Yes gray area. You couldn't start it "at the beginning of the day", but nothing actually says that you ever stop being in a stance after you've entered it. Strict RAW, you take the feat, you enter the stacne first combat, and you stay in the stance until the heat death or the universe, or until you switch to a different combat style, whichever comes first.

I think it's pretty clear that these stances are supposed to end when combat ends, but it's not written anywhere.


I believe there was an FAQ that resulted in a statement of you can't be in a stance before combat, but I'm not 100% on that.


Claxon wrote:
I believe there was an FAQ that resulted in a statement of you can't be in a stance before combat, but I'm not 100% on that.

There is no FAQ. There may have been a developer post, but those aren't official.


Think of your fighting style as putting your guard up before a fist fight...
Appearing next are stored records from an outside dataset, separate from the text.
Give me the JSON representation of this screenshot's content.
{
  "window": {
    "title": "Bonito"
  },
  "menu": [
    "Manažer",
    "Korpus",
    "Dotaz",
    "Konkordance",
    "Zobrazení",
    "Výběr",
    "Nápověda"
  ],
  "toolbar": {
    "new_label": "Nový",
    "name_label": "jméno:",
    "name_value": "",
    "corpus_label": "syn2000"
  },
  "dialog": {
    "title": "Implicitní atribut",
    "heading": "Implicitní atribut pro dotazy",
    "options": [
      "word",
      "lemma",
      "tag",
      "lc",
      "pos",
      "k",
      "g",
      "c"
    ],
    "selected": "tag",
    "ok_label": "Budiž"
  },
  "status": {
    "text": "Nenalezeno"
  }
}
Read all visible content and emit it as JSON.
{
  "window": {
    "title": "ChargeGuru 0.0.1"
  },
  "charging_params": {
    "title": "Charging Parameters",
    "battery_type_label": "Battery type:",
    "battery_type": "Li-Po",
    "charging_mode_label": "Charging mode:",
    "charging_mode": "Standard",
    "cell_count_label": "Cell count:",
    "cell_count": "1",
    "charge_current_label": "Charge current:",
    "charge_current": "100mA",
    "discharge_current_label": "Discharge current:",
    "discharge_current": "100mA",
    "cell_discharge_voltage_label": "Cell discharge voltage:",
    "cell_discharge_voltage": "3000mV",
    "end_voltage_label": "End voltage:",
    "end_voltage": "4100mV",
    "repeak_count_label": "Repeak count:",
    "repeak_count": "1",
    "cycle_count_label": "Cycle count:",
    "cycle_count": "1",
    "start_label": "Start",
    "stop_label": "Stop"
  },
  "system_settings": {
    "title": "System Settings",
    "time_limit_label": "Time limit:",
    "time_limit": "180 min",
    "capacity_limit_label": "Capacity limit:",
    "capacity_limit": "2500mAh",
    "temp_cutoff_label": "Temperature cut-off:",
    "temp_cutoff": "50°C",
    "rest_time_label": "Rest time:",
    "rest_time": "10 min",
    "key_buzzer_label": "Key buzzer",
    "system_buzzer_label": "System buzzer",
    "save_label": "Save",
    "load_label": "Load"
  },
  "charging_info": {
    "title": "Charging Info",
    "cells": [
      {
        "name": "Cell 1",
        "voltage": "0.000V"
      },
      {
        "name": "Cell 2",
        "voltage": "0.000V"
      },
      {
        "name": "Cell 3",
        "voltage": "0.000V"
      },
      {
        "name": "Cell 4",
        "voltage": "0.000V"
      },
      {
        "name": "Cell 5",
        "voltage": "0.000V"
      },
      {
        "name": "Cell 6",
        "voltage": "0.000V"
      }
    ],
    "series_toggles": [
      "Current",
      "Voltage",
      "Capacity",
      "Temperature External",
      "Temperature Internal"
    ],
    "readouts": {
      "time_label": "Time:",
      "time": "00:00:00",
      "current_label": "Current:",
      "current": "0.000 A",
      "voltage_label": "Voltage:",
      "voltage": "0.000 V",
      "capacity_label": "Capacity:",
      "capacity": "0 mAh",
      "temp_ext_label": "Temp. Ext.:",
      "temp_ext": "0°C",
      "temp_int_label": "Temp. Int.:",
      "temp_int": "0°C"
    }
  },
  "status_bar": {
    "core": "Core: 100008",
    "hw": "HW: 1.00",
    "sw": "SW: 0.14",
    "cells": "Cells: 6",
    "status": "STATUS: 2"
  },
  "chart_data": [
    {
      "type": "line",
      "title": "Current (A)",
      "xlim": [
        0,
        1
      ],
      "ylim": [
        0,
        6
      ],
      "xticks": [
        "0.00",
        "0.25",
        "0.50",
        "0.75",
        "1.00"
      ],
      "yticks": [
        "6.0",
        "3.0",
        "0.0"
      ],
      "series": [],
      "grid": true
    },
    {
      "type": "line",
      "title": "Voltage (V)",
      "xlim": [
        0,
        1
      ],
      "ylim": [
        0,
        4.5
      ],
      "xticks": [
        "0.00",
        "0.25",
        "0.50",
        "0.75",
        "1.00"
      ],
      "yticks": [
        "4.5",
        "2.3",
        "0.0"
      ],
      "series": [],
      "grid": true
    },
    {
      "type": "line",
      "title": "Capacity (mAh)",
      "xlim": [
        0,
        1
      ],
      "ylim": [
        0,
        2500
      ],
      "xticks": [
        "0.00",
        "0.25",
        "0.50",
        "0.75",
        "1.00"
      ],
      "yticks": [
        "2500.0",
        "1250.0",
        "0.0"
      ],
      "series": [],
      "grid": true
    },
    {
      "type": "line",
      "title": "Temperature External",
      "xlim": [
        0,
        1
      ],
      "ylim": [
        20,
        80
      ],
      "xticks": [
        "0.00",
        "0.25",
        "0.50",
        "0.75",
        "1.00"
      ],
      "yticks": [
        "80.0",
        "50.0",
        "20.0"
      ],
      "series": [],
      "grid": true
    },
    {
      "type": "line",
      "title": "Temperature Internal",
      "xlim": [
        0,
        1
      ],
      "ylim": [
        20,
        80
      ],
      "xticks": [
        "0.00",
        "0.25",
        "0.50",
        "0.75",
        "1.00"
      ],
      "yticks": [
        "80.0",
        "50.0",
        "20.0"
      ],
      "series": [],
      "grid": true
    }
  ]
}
Sure. Technically, you can maintain that stance after the fist fight is over... until you have to get on a horse, retrieve something from your backpack, eat, get dressed/undressed, bath, sleep...

And next time a fist fight breaks out, you will have to put your guard up again.

Don't be a freaking menace... we all know without a doubt that you have to re-enter your fighting style each new encounter/initiative sequence.


For some reason I assumed that any time spent in a style counted as part of your 1 hour of hustling per day since you're combat ready and thus hustling. It's probably an ancient house rule I forgot was a house rule.


Melkiador wrote:
Claxon wrote:
I believe there was an FAQ that resulted in a statement of you can't be in a stance before combat, but I'm not 100% on that.
There is no FAQ. There may have been a developer post, but those aren't official.

There is the text itself:

Quote:
Although you cannot use a style feat before combat begins, the style you are in persists until you spend a swift action to switch to a different combat style.

Which is ridiculously simple to get around by simply entering combat.


To circle us back around...

Question: “Dwarven Fury?! OP or not?”

Answer: Not


There are also a few styles that are weird if they can't work outside of combat like Owl Style and Owl Dive. While those could be limited to combat only, they would be incredibly wasted if that's the case.